On Saturday evening as I caught a few minutes of Baseball Tonight my attention was piqued when former Mets GM Steve Phillips started pontificating about the plethora of teams that needed to make deals before the July 31st trading deadline in order to have a hope of making the post season. The list seemed even longer than usual and so it especially irked me, hence this post.

The reason I was irked is that the question of whether and how much these trade deadline deals impact pennant races was nicely handled by Dayn Perry in his excellent book Winners which I reviewed for THT back in March. Perry has a nice chapter there, an overview of which was included in the review and reproduced here.

The Art of the Deal


The Deadline Game (or, Why It's Hard to Win a Pennant in Two Months) was perhaps my favorite chapter, as it looked at in-season trades that approached the trade deadline for the 124 teams in the study.

What interested me, and what I had suspected, was that of the 108 teams that made such deals the average team realized only 2.2% of their total VORP from the trades, largely due to the fact that the season is two thirds over at the trade deadline and the remaining two months offer a sample size that can be heavily influenced by luck.

That said, Perry then goes on to discuss the teams that benefited the most from these deals, with the 1987 Giants and GM Al Rosen far surpassing the rest (15.5% of VORP), by snagging Dave Dravecky, Craig Lefferts, Kevin Mitchell, Rick Reuschel, and Don Robinson. Mitchell, Dravecky, and Lefferts were acquired almost a month before the trade deadline, a lesson that other GMs should note.

He also takes some time to credit Cardinals GM Walt Jocketty for making a series of excellent deals in both 2000 and 2002, and lauds his performance by saying that “whatever your standard for evaluation, Jocketty is peerless among modern GMs in making impact deals for his organization, deadline or otherwise”.

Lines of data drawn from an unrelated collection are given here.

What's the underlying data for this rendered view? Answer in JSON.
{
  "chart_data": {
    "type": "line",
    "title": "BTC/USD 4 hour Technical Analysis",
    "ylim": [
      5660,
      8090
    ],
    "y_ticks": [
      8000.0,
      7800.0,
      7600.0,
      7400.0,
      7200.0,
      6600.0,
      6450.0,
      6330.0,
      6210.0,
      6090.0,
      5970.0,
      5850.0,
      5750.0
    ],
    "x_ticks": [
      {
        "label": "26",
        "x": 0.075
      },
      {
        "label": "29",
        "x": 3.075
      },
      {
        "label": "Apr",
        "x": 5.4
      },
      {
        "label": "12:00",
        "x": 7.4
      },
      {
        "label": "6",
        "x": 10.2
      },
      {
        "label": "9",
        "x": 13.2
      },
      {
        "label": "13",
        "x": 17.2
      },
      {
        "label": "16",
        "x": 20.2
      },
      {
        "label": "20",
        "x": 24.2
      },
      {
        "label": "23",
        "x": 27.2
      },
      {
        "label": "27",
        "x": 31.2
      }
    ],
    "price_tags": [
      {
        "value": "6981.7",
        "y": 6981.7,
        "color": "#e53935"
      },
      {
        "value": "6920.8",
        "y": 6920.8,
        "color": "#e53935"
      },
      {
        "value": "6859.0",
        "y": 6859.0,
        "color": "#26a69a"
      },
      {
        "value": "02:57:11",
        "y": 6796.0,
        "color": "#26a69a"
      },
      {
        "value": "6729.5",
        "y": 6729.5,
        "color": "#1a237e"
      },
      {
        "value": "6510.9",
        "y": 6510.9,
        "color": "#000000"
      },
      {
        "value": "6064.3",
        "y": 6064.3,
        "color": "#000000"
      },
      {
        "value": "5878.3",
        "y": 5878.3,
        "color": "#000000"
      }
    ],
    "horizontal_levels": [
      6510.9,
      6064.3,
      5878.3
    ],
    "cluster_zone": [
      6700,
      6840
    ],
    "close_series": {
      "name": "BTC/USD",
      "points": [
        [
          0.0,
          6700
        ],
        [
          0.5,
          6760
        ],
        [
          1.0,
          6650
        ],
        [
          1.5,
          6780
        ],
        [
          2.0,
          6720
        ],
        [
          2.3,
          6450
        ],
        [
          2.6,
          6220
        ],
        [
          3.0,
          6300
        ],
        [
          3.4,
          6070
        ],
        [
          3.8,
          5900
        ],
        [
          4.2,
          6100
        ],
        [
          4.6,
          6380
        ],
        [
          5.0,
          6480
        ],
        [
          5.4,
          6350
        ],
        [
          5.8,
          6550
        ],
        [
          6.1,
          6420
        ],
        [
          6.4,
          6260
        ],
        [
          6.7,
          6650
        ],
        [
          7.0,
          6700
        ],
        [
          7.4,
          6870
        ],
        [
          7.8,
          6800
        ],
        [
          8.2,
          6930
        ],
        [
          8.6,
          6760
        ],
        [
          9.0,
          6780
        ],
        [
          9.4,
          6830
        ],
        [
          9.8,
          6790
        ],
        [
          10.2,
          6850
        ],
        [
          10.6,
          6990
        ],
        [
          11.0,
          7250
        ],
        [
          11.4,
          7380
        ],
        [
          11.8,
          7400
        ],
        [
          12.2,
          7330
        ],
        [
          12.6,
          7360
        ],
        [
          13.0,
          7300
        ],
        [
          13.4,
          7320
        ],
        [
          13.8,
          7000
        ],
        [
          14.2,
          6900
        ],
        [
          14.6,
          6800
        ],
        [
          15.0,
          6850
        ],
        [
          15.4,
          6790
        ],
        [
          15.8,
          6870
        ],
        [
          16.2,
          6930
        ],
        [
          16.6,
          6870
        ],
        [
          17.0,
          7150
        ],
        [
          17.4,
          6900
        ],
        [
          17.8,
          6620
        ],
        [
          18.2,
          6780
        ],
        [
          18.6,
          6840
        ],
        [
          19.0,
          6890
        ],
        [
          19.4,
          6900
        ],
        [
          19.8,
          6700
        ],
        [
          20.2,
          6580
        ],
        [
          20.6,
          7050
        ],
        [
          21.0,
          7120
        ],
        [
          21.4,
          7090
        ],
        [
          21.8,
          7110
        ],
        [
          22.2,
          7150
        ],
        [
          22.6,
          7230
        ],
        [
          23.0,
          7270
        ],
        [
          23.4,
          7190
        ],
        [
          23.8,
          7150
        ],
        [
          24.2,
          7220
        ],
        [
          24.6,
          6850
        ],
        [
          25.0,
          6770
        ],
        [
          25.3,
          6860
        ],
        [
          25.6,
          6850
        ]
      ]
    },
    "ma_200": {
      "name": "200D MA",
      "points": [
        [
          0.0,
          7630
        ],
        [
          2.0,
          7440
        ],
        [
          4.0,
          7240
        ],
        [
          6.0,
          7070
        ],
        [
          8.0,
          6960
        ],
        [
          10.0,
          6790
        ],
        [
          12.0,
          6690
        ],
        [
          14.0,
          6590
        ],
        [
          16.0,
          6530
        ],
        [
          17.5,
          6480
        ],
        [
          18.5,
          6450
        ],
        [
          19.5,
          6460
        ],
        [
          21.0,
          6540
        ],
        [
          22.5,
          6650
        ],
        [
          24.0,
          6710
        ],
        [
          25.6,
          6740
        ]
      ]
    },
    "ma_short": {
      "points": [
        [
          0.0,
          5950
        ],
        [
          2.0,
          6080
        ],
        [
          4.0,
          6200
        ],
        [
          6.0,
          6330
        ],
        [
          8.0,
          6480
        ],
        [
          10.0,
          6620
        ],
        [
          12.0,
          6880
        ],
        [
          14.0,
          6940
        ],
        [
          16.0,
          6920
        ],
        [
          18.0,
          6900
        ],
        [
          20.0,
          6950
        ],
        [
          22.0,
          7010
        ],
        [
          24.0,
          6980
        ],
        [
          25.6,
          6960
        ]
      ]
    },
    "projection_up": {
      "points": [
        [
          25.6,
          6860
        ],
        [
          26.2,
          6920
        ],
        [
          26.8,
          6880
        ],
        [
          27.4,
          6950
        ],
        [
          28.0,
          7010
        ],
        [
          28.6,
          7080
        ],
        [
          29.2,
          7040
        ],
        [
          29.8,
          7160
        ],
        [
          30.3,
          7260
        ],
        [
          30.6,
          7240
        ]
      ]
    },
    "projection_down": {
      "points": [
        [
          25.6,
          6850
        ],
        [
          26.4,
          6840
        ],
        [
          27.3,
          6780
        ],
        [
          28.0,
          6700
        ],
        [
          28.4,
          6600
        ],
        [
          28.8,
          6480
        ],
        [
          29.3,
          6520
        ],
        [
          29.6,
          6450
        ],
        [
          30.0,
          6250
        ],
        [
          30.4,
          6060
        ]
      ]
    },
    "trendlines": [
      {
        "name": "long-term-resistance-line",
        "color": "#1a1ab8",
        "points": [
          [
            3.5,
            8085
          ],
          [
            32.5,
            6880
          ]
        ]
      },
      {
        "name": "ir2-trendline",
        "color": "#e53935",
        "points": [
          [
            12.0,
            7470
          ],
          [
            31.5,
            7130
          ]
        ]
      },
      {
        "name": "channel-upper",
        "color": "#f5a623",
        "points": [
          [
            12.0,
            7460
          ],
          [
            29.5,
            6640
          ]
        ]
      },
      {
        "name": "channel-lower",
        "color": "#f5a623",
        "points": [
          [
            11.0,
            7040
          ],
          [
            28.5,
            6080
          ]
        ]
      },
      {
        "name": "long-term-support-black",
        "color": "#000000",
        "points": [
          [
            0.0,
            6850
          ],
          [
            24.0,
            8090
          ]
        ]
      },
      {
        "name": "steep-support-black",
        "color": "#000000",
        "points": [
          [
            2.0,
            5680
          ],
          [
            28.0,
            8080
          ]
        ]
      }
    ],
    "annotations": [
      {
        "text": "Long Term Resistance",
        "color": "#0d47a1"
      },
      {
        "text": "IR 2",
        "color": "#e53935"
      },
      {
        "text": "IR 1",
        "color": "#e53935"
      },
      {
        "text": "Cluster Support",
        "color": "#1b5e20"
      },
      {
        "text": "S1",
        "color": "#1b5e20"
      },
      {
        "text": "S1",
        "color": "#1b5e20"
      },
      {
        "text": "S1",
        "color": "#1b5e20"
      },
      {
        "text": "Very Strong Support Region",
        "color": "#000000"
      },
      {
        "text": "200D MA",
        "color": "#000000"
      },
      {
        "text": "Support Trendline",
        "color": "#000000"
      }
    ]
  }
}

The end result is that for all the talk (and I understand it heightens interet in the game and is a good tool for ESPN to use to increase viewership), most of these deals most of the time aren't what the prognosticators crack them up to be. The reason so many people think they will be however, is probably due to our need to simplify complex outcomes into single factors (player x made the difference).